Seltsam, dachte ich, ich kann mich gar nicht erinnern, ihm das Du angeboten zu haben. Mir wurde unbehaglich zumute. Und als er einfach nicht mit dem Zwinkern aufhören wollte, stand ich eilends auf und sagte: „Leider muss ich jetzt dringend los! Man sieht sich.“ Ich legte zehn Euro auf den Tisch und verließ fluchtartig das Café.

Verduzt starrte Ganzohr mir nach und blieb mit offenem Mund sitzen, was ehrlich gesagt etwas bescheuert aussah. Ich erwischte gerade noch den richtigen Bus und fuhr nach Hause.

Abends erzählte ich dann Adelheid alles, besonders das merkwürdige Verhalten von Ganzohr.

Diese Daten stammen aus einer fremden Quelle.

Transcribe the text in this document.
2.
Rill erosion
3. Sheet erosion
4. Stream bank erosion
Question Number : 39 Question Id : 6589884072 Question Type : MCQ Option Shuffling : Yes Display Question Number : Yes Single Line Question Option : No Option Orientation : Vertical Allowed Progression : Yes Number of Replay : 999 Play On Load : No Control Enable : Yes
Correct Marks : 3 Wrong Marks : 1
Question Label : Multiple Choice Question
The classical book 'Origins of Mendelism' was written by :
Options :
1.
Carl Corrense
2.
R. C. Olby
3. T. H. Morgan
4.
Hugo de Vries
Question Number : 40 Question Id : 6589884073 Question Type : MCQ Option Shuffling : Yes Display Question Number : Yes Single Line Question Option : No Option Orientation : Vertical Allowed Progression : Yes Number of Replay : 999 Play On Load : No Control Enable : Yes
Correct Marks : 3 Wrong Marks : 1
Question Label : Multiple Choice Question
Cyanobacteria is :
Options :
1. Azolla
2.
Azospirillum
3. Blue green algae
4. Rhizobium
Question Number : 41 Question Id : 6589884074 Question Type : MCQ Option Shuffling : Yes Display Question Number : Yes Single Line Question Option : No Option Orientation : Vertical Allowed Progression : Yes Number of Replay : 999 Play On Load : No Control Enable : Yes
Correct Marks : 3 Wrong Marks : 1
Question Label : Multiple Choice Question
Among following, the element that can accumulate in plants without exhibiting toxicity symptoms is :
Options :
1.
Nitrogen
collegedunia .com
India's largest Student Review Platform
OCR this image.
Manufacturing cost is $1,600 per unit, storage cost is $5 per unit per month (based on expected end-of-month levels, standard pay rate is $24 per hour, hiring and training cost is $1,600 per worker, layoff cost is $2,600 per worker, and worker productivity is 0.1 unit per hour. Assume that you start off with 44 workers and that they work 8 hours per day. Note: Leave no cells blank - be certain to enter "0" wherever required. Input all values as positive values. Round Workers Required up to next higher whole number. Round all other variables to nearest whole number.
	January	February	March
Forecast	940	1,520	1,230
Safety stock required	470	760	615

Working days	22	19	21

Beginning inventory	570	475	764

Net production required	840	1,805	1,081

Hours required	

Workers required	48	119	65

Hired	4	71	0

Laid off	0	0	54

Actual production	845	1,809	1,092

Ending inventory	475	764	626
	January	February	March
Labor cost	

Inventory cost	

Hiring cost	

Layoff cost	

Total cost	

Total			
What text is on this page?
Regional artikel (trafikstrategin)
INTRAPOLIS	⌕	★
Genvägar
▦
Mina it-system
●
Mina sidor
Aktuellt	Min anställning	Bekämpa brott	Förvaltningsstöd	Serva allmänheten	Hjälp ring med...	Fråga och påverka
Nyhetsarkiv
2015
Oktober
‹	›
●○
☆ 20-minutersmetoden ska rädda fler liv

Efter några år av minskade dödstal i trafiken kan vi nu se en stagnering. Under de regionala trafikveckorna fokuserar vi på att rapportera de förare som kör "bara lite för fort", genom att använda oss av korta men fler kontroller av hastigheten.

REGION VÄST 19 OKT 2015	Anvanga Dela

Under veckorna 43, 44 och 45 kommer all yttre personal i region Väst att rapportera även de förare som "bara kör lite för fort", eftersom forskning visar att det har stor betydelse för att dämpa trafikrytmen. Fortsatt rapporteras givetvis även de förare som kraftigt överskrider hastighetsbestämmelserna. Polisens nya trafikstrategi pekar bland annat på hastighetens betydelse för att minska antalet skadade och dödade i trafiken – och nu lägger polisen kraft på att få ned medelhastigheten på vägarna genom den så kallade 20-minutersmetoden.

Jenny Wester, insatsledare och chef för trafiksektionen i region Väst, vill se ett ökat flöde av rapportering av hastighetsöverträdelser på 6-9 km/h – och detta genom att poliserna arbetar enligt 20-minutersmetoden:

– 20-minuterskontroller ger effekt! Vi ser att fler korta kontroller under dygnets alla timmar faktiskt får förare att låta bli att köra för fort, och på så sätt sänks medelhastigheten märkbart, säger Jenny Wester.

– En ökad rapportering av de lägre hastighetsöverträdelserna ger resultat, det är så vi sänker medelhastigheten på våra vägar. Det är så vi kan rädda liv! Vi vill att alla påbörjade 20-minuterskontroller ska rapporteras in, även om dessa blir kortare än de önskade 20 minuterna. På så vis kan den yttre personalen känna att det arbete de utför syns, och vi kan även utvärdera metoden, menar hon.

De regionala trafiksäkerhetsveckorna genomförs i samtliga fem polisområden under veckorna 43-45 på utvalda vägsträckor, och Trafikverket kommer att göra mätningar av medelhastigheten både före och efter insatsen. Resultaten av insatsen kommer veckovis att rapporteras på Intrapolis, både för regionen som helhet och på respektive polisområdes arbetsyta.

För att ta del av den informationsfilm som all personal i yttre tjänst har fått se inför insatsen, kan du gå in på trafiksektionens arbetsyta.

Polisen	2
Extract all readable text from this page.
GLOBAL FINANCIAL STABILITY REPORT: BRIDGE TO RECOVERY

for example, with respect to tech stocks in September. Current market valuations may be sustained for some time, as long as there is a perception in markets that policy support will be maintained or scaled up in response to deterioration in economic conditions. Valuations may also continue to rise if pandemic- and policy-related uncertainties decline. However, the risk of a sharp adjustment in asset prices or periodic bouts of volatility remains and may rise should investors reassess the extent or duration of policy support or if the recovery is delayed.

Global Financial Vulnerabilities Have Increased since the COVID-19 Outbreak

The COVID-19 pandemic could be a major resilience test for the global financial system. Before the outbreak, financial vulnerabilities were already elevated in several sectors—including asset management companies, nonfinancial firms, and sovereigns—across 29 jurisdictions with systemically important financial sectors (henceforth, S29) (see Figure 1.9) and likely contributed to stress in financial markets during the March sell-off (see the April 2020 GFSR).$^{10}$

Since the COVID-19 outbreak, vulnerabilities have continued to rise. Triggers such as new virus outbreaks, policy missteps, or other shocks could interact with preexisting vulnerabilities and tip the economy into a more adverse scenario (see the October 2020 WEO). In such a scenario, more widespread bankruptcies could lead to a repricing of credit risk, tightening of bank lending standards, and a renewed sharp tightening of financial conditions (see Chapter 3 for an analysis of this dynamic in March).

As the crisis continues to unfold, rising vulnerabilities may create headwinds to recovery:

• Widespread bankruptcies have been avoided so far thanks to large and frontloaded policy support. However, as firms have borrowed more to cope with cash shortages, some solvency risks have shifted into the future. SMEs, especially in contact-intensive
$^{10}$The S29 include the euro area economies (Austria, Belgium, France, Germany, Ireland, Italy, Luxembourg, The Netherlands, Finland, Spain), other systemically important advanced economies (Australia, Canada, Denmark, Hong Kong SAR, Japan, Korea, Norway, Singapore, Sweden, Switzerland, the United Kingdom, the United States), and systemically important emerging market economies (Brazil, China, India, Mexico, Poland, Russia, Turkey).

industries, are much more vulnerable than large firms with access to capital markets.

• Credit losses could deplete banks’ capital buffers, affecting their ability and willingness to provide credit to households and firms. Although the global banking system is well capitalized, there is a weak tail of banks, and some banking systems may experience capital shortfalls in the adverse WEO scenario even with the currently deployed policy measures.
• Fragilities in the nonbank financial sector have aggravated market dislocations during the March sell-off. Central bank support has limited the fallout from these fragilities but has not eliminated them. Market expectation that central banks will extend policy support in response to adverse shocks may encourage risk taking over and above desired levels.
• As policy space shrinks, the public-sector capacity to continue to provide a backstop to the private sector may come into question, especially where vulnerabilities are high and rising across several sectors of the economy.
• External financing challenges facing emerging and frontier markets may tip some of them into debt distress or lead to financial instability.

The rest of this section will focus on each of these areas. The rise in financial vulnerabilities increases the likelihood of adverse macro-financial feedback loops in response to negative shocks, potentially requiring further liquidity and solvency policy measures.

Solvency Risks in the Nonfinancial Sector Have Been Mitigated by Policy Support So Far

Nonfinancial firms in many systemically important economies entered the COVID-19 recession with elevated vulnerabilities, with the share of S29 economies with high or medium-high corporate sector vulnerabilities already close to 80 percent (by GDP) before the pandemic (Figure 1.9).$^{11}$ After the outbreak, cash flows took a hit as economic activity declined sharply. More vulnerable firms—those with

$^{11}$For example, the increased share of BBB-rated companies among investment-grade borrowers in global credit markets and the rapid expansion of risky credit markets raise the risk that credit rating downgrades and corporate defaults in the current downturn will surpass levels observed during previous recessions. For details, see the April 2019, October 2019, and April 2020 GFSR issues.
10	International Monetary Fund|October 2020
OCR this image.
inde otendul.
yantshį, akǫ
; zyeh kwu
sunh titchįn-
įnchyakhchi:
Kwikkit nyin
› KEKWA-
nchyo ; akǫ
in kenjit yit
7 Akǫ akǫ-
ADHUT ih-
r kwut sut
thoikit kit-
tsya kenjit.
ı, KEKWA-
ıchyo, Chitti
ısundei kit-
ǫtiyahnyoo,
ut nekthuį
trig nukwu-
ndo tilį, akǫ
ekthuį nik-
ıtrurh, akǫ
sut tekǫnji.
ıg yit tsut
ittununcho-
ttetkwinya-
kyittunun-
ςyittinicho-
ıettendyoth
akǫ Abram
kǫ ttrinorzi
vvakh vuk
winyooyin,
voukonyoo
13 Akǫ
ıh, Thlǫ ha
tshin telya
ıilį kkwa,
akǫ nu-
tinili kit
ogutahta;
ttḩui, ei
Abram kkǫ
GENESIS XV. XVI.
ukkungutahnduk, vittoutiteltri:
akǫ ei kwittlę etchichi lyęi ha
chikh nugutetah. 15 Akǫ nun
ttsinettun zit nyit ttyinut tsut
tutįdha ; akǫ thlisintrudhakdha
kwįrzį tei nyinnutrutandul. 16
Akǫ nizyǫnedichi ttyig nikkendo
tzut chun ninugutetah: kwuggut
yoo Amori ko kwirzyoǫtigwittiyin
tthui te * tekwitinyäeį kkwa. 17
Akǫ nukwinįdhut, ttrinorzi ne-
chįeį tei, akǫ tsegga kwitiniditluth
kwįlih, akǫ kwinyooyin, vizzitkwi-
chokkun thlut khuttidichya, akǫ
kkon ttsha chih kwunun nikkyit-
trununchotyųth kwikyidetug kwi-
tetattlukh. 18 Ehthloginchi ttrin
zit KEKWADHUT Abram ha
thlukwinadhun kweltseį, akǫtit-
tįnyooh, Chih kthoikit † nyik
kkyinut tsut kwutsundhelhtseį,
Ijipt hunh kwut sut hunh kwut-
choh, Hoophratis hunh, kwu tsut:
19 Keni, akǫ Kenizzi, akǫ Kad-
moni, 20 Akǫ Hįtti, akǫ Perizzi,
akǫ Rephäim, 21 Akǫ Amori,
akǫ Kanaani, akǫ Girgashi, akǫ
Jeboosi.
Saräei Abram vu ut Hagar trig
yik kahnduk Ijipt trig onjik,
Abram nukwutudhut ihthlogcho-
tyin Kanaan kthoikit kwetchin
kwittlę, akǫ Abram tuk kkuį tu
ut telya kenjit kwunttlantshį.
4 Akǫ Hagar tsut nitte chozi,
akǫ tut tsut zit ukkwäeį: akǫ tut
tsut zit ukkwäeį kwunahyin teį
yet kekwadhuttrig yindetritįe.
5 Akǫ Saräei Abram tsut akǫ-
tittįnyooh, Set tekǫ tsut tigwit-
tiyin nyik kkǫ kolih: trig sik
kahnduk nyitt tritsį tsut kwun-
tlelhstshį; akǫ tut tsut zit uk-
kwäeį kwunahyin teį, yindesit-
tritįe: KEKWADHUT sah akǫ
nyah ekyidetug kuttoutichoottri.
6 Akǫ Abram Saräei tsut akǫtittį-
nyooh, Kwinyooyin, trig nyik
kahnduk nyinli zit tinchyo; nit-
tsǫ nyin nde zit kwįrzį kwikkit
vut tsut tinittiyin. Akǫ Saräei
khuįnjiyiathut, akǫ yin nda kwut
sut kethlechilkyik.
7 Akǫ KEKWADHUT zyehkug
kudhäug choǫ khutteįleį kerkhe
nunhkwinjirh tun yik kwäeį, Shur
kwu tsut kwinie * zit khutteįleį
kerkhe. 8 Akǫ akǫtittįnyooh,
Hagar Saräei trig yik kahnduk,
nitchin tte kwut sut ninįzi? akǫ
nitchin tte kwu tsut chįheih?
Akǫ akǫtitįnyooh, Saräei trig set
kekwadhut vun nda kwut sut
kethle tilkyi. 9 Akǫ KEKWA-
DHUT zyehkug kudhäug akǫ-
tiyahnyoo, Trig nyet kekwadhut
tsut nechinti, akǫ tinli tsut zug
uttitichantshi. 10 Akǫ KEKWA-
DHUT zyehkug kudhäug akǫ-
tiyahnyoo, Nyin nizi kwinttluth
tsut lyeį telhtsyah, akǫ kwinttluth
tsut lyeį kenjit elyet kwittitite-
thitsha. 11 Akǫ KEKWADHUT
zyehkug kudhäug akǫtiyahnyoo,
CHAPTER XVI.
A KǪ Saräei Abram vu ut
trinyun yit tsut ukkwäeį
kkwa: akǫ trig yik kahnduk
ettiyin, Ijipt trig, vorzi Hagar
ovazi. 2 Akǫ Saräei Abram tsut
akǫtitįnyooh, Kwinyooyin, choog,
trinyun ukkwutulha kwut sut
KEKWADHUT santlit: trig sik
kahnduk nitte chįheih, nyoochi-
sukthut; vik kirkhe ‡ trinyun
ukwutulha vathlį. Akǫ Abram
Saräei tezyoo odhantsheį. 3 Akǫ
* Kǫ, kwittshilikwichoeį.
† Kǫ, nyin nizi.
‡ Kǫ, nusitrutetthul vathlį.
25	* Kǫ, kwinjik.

Adelheid sah mich an und meinte nur: „Dankwart, der Mann war schwul und du hast ihn im Bus angemacht. Er dachte, dass du etwas mit ihm anfangen wolltest.“

„Was?“

„Ja, natürlich. Du hast ihn angelächelt, ihm zugezwinkert und ihm dann beim Stolpern über sein Ohr gestrichen. Deutlichere Signale gibt es nicht.“

Ich war geplättet. Aber es war die Lösung des Rätsels. Jetzt passte alles zusammen. Ich bewunderte Adelheid für ihren Scharfblick. Zwar hatte ich an diesem Tag nicht viel erreicht, aber viel erlebt. Morgen würde ich systematischer vorgehen, nahm ich mir vor, und bei Männern würde ich mich etwas vorsichtiger verhalten und bei Frauen auch – in schmerzhafter Erinnerung an die Handtasche der Eisfrau.

Dass der nächste Tag völlig anders verlaufen sollte, hätte ich nie gedacht.